At one point, Carr concludes that Joyce is "a prudish, prudent man ... in no way profligate or vulgar, and yet convivial, without being spendthrift." On one hand, Joyce exhibits "a monkish unconcern for worldly and bodily comforts" and "shuts himself off from the richness of human society, whose temptations he meets with an ascetic disregard tempered only by sudden and catastrophic aberrations." However, Carr later describes Joyce as an "Irish lout" and "a liar and a hypocrite, a tight-fisted, sponging, fornicating drunk not worth the paper."

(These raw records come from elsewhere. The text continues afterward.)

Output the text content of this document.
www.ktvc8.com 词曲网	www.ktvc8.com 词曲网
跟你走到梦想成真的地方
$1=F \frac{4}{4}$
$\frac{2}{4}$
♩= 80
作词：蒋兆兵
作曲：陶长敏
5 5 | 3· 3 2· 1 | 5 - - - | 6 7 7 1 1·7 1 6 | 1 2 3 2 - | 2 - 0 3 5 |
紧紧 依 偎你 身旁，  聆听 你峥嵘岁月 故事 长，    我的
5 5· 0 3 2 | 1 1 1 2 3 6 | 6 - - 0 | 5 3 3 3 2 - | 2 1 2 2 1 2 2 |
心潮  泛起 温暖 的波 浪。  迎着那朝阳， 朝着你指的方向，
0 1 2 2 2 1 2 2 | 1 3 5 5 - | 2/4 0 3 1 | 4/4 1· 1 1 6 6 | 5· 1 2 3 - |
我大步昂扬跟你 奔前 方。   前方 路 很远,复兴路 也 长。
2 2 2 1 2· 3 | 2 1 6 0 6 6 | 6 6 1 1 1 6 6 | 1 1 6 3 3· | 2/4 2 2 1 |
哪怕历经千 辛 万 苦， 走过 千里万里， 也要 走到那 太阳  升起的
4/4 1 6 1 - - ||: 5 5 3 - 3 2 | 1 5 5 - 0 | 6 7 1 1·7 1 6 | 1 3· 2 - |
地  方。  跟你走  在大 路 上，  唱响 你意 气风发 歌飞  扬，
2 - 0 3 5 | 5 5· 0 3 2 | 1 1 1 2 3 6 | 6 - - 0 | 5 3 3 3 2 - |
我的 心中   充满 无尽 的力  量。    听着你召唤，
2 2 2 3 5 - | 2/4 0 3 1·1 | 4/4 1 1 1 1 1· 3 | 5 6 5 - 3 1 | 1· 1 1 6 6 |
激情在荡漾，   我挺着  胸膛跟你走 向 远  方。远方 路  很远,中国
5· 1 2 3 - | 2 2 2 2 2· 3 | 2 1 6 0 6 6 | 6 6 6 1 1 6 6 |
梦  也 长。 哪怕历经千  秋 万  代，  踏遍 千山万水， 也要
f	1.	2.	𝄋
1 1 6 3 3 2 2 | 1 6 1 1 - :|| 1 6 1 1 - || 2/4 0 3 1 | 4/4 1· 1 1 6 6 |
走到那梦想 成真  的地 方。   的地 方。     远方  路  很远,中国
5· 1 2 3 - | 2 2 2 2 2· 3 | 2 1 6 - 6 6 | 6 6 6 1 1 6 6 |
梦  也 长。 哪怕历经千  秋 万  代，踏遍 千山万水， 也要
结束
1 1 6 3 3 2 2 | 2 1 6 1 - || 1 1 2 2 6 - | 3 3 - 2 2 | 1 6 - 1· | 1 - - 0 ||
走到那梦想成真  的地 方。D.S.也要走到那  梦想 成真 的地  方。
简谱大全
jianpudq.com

Carr recounts that he met Joyce when "his genius [was] in full flood in the making of Ulysses, before publication and fame turned him into a public monument for pilgrim cameras." During that period, "to be in his presence was to be aware of an amazing intellect bent on shaping itself into the permanent form of its own monument—the book the world now knows as Ulysses." Joyce distances himself from the political tensions of the time, stating, "as an artist ... I attach no importance to the swings and roundabout of political history."
Tristan Tzara
Tzara, a poet who founded Dada—a nihilistic art and literary movement in the early 20th century—claims he is "the natural enemy of bourgeois art and the natural ally of the political left." Frequently, during his debates on art and politics, he becomes very emotional and lashes out at others. Joyce describes him as "an overexcited little man, with a need for self-expression far beyond the scope of [his] natural gifts."
Doll argues that Tzara "becomes perhaps the first Stoppard mouthpiece to articulate a clear position on the seriousness of play." She adds that through his conversations with other characters, Tzara's views on the essence of art and the role of the artist are revealed: "Not only does he insist on the right of the artist to delude audience expectation but he insists on the ethical function of such denunciation." Tzara explains that wars are fought over economic realities rather than ideologies, battled for resources like oil and coal rather than for freedom and patriotism.
Bigsby comments on Tzara's occasionally contradictory position. The critic asserts that Tzara is "drawn simultaneously in both directions" between the philosophies of Joyce and Lenin. He concludes that Tzara sometimes creates "neologisms and cascades of words like Joyce, convinced that the artist constitutes the difference between brute existence and any sense of transcendence," while at other times, he views the writer "as the conscience of the revolution and justifying the brutality of its servants."